Last but not least, I mentioned that social media will transform marketing organizations because it lives at the intersection of advertising, PR, customer care, and perhaps most of all, insights.
Separately, I note that most marketers are still toddlers regarding social media strategies. Facebook and Twitter are brand/celebrity-centered while community sites are often interest-based (e.g. Dove Campaign for Real Beauty, Beinggirl). Some marketers are big in Facebook but have little presence in Twitter. Some are big in Facebook thanks to fans (Coke, Ford Mustang).
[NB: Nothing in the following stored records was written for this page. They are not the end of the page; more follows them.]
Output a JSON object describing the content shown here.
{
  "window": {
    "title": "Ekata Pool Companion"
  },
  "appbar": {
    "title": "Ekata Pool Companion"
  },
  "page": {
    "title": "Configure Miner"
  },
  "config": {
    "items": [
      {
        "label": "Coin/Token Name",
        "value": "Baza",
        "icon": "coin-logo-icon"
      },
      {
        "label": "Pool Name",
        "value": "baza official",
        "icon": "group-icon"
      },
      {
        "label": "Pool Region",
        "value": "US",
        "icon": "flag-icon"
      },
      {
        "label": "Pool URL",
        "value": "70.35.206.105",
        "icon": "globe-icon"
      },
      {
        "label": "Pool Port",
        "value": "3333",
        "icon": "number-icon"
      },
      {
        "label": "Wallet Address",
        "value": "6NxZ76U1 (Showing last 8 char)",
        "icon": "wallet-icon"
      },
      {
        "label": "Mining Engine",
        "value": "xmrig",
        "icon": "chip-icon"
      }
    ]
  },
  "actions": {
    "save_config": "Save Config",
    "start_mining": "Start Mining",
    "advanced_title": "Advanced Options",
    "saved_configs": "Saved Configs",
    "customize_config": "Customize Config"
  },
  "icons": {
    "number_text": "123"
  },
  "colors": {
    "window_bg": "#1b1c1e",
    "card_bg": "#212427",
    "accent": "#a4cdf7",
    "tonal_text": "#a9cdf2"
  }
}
Some have had their brands hijacked by political causes. Some focus on viral videos (e.g. Blendtec, Cadbury gorilla). Some build community everywhere (e.g. Harley-Davidson). In some cases the passion point is at the master brand level (e.g. Coca-cola) and for others passion is at the sub-brand level (e.g. Ford Mustang, McDonald’s French fries).
So, consider this:
1. social media will transform organizations by providing a new organizing principle around brand/consumer conversation
2. most marketers are still struggling to find a coherent social media strategy
3. The passion points that could be at the center of a social media strategy might or might not yet be identified
4. insights are the rich exhaust of that conversation
To mix metaphors, the insights function must buy a first class ticket before the social media train leaves the station and that’s a table we BETTER get a seat at! Ad:Tech reactions validated the importance of the research/insights role regarding a marketer’s social media strategy. The ARF has no higher priority than to continue to work at a listening blueprint, including the relationship of social media and insights.